We are doing our part to catapult Israeli innovation and entrepreneurship, ensuring that every student can become a deep thinker and team player.
Every day, our school grounds function as training grounds. The blueprint is our four-pronged, future-focused pedagogy: meet learners where they are; empower students to take ownership of their education; create space for constructive feedback and candid reflection; use tech tools to elevate learning.
This approach informs our flagship program: iSTEAM (Innovation, Science, Technology, Engineering, Arts and Mathematics). Through project-based learning, students build multidisciplinary skills and global competencies at more than 250 schools and technological colleges across Israel.
They are going beyond textbooks and tests to learn a subset of 21st-century skills: inquiry, research, problem-solving, independence, digital literacy, leadership, communication, social responsibility, coping with failure, and much more.
These skills are learned inside and outside of the four walls of a classroom. Every day, we provide opportunities for our students to leave their desks and engage in raw learning. Some are conducting experiments with wooden hive boxes to address the dwindling population of honeybees. Others are using their delegation skills to rehabilitate nearby green spaces alongside their peers.
There is even a growing number of students on a quest to create and pitch their own business products. A group of seventh graders recently used food technology to make a nutritional doughnut without losing flavor.

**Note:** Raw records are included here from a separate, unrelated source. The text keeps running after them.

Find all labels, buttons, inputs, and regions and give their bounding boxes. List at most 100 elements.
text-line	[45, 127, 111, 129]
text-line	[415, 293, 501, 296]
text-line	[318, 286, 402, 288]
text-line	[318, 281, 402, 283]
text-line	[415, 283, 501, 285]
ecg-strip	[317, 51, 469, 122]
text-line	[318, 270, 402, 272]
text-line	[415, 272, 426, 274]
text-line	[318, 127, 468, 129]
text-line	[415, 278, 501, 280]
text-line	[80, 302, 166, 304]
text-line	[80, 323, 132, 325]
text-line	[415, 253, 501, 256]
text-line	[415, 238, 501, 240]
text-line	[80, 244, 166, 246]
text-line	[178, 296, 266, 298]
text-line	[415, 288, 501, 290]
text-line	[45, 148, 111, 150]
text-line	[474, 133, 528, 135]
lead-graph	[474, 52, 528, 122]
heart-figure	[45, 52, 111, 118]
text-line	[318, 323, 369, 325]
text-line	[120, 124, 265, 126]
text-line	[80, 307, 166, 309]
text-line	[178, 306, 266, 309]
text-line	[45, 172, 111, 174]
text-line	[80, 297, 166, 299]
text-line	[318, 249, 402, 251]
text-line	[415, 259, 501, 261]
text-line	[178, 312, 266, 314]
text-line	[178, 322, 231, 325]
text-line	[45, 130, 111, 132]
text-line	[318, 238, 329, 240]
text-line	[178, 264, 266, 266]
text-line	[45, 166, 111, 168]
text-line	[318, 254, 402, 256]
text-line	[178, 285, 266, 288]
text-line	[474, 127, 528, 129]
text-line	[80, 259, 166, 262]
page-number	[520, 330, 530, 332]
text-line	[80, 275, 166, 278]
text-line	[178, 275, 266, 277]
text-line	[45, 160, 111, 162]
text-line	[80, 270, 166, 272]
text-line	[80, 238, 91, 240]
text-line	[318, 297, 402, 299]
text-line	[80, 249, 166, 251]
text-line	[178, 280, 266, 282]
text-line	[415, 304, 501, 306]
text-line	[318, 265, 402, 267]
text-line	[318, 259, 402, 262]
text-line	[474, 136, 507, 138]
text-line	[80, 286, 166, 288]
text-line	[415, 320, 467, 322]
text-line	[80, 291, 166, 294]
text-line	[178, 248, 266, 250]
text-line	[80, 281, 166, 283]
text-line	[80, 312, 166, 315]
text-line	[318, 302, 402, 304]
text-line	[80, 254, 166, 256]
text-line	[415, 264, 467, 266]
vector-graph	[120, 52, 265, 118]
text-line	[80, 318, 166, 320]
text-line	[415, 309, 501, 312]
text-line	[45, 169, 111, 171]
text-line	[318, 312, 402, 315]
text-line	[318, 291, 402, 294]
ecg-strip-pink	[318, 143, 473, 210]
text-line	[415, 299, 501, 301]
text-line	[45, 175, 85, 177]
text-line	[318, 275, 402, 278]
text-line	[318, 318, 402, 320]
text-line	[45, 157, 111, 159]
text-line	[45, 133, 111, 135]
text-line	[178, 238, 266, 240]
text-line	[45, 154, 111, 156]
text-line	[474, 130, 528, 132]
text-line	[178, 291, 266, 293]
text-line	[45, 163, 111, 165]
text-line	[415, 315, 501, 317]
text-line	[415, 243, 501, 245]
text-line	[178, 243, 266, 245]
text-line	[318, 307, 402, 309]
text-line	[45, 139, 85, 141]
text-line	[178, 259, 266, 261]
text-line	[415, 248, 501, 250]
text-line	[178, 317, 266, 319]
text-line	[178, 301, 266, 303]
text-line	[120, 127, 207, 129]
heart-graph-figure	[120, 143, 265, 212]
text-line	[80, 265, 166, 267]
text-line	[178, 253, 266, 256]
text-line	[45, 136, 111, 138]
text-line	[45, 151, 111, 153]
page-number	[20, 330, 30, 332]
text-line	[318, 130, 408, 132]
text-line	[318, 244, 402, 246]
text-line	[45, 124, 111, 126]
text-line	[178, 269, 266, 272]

Another group of students tinkered in the research laboratories of Safed College, transforming coffee waste into dandruff shampoo and nutrient-rich snacks for people who are on the go. Each group was able to consult with accomplished entrepreneurs and utilize hi-tech workspaces, equipped with 3-D printers, media and film studios, robotics labs and power tools.
Diverse students and diverse opportunities
OUR EVERYDAY opportunities are just as diverse as our students, who represent every pocket of Israeli society. They are Jewish, Muslim, Christian, Israeli Arab, Bedouin and Druze. And most of our students have the odds stacked against them.
They come from families who have lived on the social, economic and geographic periphery for generations, severely limiting their access to opportunities in prosperous cities and communities. Each of them must work harder to chip away at – and eventually shatter – their own glass ceiling.
At Israel Sci-Tech Schools, we give them the tools to do just that. With state-of-the-art technology, innovation centers and makerspaces, we are educating Israel’s future workforce, preparing every student for a career, as well as social and economic mobility. We give students the tools to create their future, and in turn, help Israel continue to grow.
Look at Aviel, who grew up in a religious community in Jerusalem. As a teenager, he began skipping classes, opting to wander the streets rather than attend yeshiva. His family, wearied by their attempts to guide him, sent him to Zoharim Sci-Tech, one of our schools.
There, he connected with our educational approach, which offered a much-needed break from straight-row chairs and top-down lectures. There was space for his mind to stretch and soar in computer labs and workshops, teaching him to think critically. Now, 18-year-old Aviel is looking forward to a career as a computer technician after he completes his army service.
That is the goal. We are preparing students for what comes next: the army and the workforce. Supporting their educational journey starts with an investment in the very thing that makes Israel such a powerhouse: entrepreneurship. The ability to think outside of the box and innovate. The ability to recover from failure and try again.
Restructuring our educational playbook, all the while thinking of the careers of the next half century, has been and will continue to fuel success in the ever-expanding era of iSTEAM. As we watch students like Aviel and Rona, we know we are on the right track.
They – and so many others who are nearing graduation – are ready to become the next generation of scientific and technological changemakers, who will strengthen Israel and the entire world.
Jonathan Boiskin is executive director and Zvi Peleg is director-general of Friends of Israel Sci-Tech Schools, an independent school network in Israel.